Military spending makes up more than half of the annual discretionary government budget, yet the opinion of the American public is less represented than ever when it comes to the military.

War has not been officially declared by Congress since the U.S. entered World War II back in 1941, shortly after the bombing of Pearl Harbor. What about Korea, Vietnam, Afghanistan and Iraq? you might ask. Despite years of military presence in these places and many American casualties, none of these is considered a war. They were presidentially authorized military actions, but none of them involved formal declarations of war. Congress should reassert its power to declare war because without this power, our elaborate system of checks and balances is lopsided and the views of the American people are not accurately represented.

The system of checks and balances that is set up by our Constitution aims to prevent any one branch of government from acquiring too much power. The legislative branch makes laws, but the executive branch can veto them and the judicial branch can rule them unconstitutional. However, the executive branch appoints the members of the judicial branch, and the legislative branch must approve of these appointments. All of our government checks and balances work in this circular way, much like the child’s game of rock, paper, scissors.
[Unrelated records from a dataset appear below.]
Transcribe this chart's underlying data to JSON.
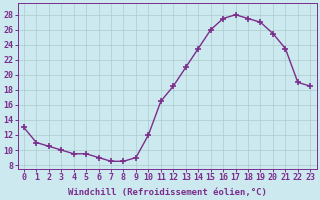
{
  "x": [
    0,
    1,
    2,
    3,
    4,
    5,
    6,
    7,
    8,
    9,
    10,
    11,
    12,
    13,
    14,
    15,
    16,
    17,
    18,
    19,
    20,
    21,
    22,
    23
  ],
  "y": [
    13,
    11,
    10.5,
    10,
    9.5,
    9.5,
    9,
    8.5,
    8.5,
    9,
    12,
    16.5,
    18.5,
    21,
    23.5,
    26,
    27.5,
    28,
    27.5,
    27,
    25.5,
    23.5,
    19,
    18.5
  ],
  "line_color": "#7b2d8b",
  "marker": "+",
  "marker_size": 4,
  "marker_linewidth": 1.2,
  "bg_color": "#cce9f0",
  "grid_color": "#aacccc",
  "xlabel": "Windchill (Refroidissement éolien,°C)",
  "xlabel_fontsize": 6.5,
  "yticks": [
    8,
    10,
    12,
    14,
    16,
    18,
    20,
    22,
    24,
    26,
    28
  ],
  "xlim": [
    -0.5,
    23.5
  ],
  "ylim": [
    7.5,
    29.5
  ],
  "tick_fontsize": 6.0,
  "tick_color": "#7b2d8b",
  "linewidth": 1.0
}
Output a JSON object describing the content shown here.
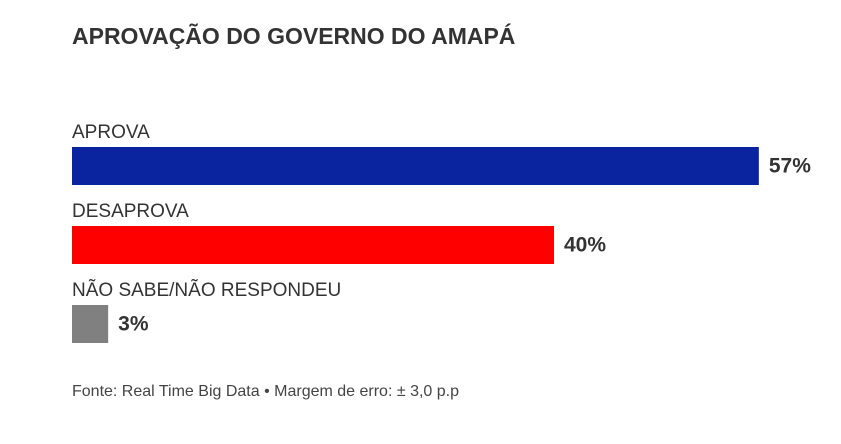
{
  "chart_data": {
    "type": "hbar",
    "title": "APROVAÇÃO DO GOVERNO DO AMAPÁ",
    "categories": [
      "APROVA",
      "DESAPROVA",
      "NÃO SABE/NÃO RESPONDEU"
    ],
    "values": [
      57,
      40,
      3
    ],
    "value_labels": [
      "57%",
      "40%",
      "3%"
    ],
    "colors": [
      "#0a24a0",
      "#ff0000",
      "#808080"
    ],
    "note": "Fonte: Real Time Big Data • Margem de erro: ± 3,0 p.p"
  }
}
The president is the commander in chief, but only Congress has the power to declare war. This check on presidential power is important because it prevents the president from using the military in a nondemocratic way – that is to say, it prevents the president from abusing his power over the military. At present, the president’s power over the military is not being checked. Though it is unlikely that our democratic republic will deteriorate into a military dictatorship right now, leaving presidential military power unchecked sets a bad precedent. In the future, our country could be more susceptible to such a coup.
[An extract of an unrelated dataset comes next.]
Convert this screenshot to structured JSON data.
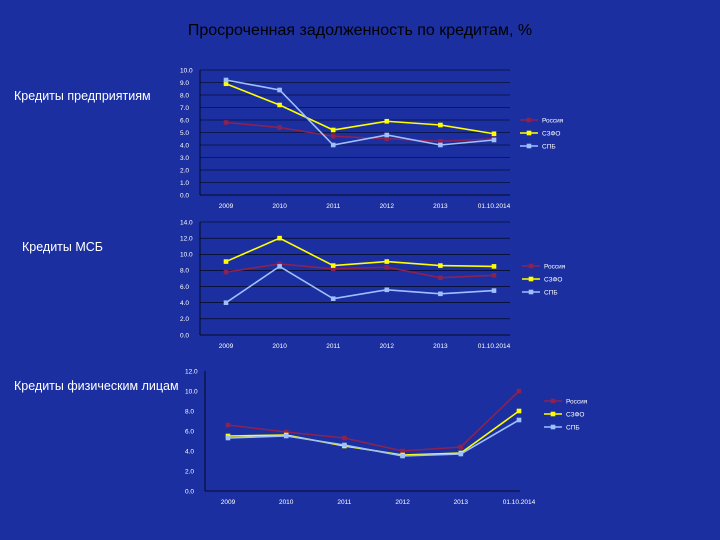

In addition to setting a bad precedent, this lack of congressional approval of military actions also means that the voices of the American people are not being represented. When Congress had to vote to declare war, it was as though the American people were voting. More ideas, backgrounds and interests can be represented by the many members of Congress than by the president.

When the decision to take military action is made by one person, it isn’t as democratic as a decision made by a body of people would be. Congress has always been the people’s biggest voice in government, and neglecting their power to declare war is taking power away from the people.

It is clear that Congress’ power to declare war is central to our democracy. So why has Congress allowed it to slip from their grasp? The answer, in short, is that it’s easier to allow a presidential military action than to go through the process of getting a declaration of war through Congress.

Partisan politics have made congressional gridlock a common phenomenon. It is increasingly difficult to get any kind of legislation through Congress, much less a declaration of war.

Maine representatives in Congress can do two major things in order to help Congress reassert its power to declare war. First, war must be more clearly defined for the modern era. We don’t dig trenches anymore. We don’t use bayonets or storm beaches. Our military technology has evolved, so our definition of war must also evolve. War is now waged with drones. War is waged with chemicals, with politics, with information. Our definition of war must change if Congress is to have any hope of reasserting its constitutional powers. Our Maine congressional delegation can lead this effort to redefine war.

Secondly, partisan politics must be abandoned in order to effectively serve the people of the United States. This is where our Maine delegation can really take action. They can lead the way by showing that not all issues must be decided along party lines and that civility and cooperation – not petty disagreements and sectarian points of view – are what will make our government “great again.” In these ways, our Maine congressional delegation can make us proud by leading the way to reasserting Congress’ power to declare war and reclaiming democracy in the United States.